Digital picture frames are neat little gizmos - especially for showing pics to my parents, who are rarely, if ever, inclined to poke around flickr (or anything much beyond their email). I have had various setups for a while using an old laptop. At first, I used Windows, because the wifi drivers for Linux were either missing for my card, or inadequate (non-functional, or locked up computer frequently). I have finally gotten a card that agrees with Linux (the Intel 2200BG MiniPCI), and the computer is now up and running with Xubuntu. Many options are out there for picking particular sets, or photos by interestingness, but I wanted simply a way to download my whole photostream and allow a screensaver to meander the collection. Not all of my photos are interesting, but they have other personal value of interest to parents.

The synopsis of what I do:
- Use flickrfs to mount my photos on the drive
- rsync to copy photos from flickrfs to local drive
- cron to run photo update scripts nightly

To do this yourself,

  1. Get flickrfs - on Ubuntu/Xubuntu 8.04 and 8.10, this can be accomplished with
    apt-get install flickrfs (sudo as necessary)
  2. Make 2 folders - one to mount flickrfs to, and another to store your pictures locally. Make sure you have write access to both of them (obviously)
  3. Mount the flickrfs filesystem to the folder you created for it. This is as simple as the command
    flickrfs /PATH/TO/YOUR/DESIRED/MOUNTPOINT

    After running that command, a web browser will open for you to authorize flickrfs to access your account. Eventually, the command line window will spit out something about updating your sets, and tell you when it's done.

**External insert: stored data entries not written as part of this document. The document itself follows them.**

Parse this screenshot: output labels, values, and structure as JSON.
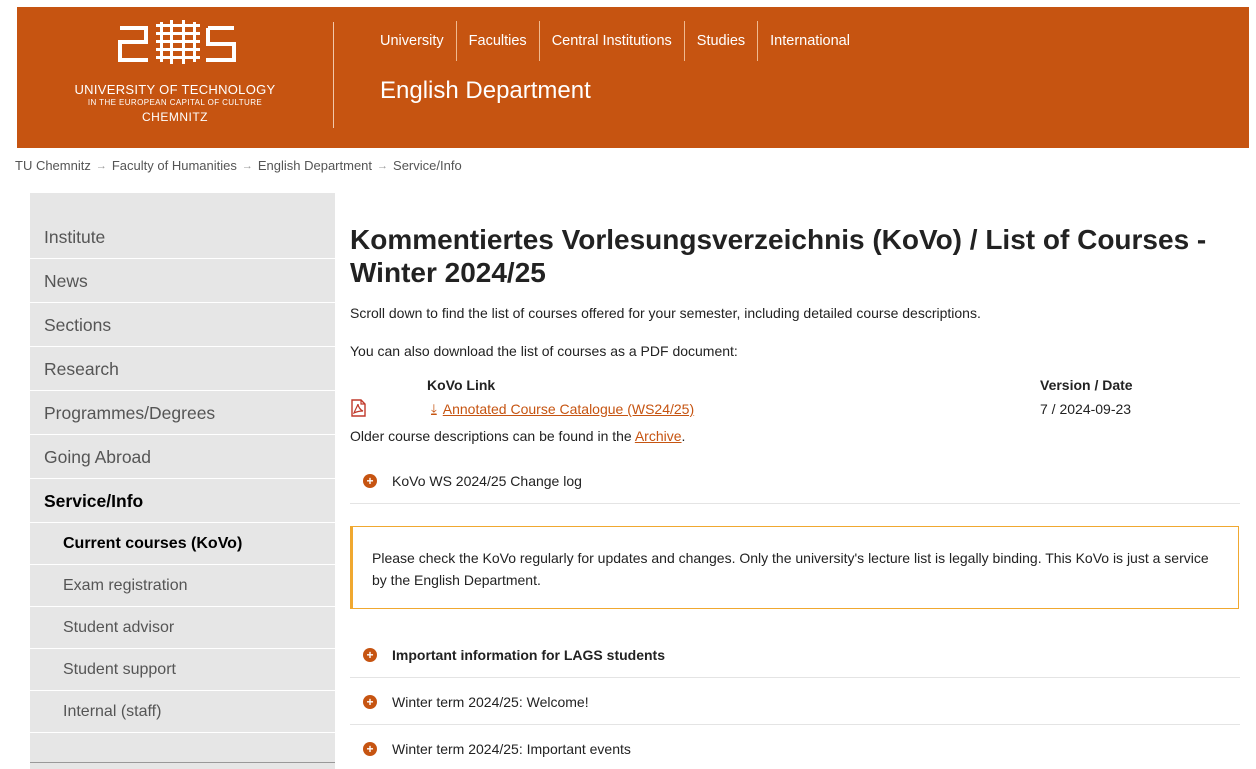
{
  "header": {
    "logo_line1": "UNIVERSITY OF TECHNOLOGY",
    "logo_line2": "IN THE EUROPEAN CAPITAL OF CULTURE",
    "logo_line3": "CHEMNITZ",
    "nav": [
      "University",
      "Faculties",
      "Central Institutions",
      "Studies",
      "International"
    ],
    "department": "English Department",
    "brand_color": "#c65411"
  },
  "breadcrumb": [
    "TU Chemnitz",
    "Faculty of Humanities",
    "English Department",
    "Service/Info"
  ],
  "sidebar": {
    "items": [
      "Institute",
      "News",
      "Sections",
      "Research",
      "Programmes/Degrees",
      "Going Abroad",
      "Service/Info"
    ],
    "active": "Service/Info",
    "subitems": [
      "Current courses (KoVo)",
      "Exam registration",
      "Student advisor",
      "Student support",
      "Internal (staff)"
    ],
    "current": "Current courses (KoVo)"
  },
  "main": {
    "title": "Kommentiertes Vorlesungsverzeichnis (KoVo) / List of Courses - Winter 2024/25",
    "intro1": "Scroll down to find the list of courses offered for your semester, including detailed course descriptions.",
    "intro2": "You can also download the list of courses as a PDF document:",
    "table": {
      "col_link": "KoVo Link",
      "col_version": "Version / Date",
      "link_text": "Annotated Course Catalogue (WS24/25)",
      "version": "7 / 2024-09-23"
    },
    "older_prefix": "Older course descriptions can be found in the ",
    "archive_link": "Archive",
    "older_suffix": ".",
    "changelog": "KoVo WS 2024/25 Change log",
    "notice": "Please check the KoVo regularly for updates and changes. Only the university's lecture list is legally binding. This KoVo is just a service by the English Department.",
    "accordions": [
      "Important information for LAGS students",
      "Winter term 2024/25: Welcome!",
      "Winter term 2024/25: Important events"
    ]
  }
}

  4. You should now have 2 folders in your flickrfs mount point - sets and meta
  5. If you have the 2 folders, create a folder named "stream" in the flickrfs mountpoint. If you don't have the 2 folders and you create the stream directory, fuse will complain about a non-empty directory. The flickrfs mount point must be empty until it (flickrfs) puts stuff there.
  6. Wait 5-10 minutes for flickrfs to populate the stream folder
  7. rsync to copy files from the flickrfs/stream/ folder to your local pictures folder.
  8. If anyone finds it useful, here's the script that I have cron run to update my local Pictures directory with the contents of my photostream. There's also a bit in there to clean up empty files. rsync seems to be not quite perfect with flickrfs, and I accumulated a few empty jpg's that confused the screensaver.

    flickr-update

    I display the pictures using GLslideshow, which is standard with xscreensaver. I replaced gnome-screensaver with xscreensaver, as configuration of xscreensaver is easier. To ensure that xscreensaver is always reading a fresh set of photos, I kill it and restart it nightly (cron is really useful!). I did have to tell XFCE to start xscreensaver at startup - it isn't a completely automatic drop-in replacement for gnome-screensaver. To point xscreensaver at your local pictures directory, check the advanced tab in the upper right, and change the folder where it looks for pictures.

    Side note: The Perl installation for Ubuntu 8.10 has a bug with xscreensaver. It dumps yellow text onscreen, something about a constant being changed. I fixed this by adding a debian sid repository to my third party software, and using the Perl version from there, since it's more up to date. It fixed the yellow text problem for me. The older this post gets, the less likely this will be an issue for you - I imagine the Ubuntu people will update this soon.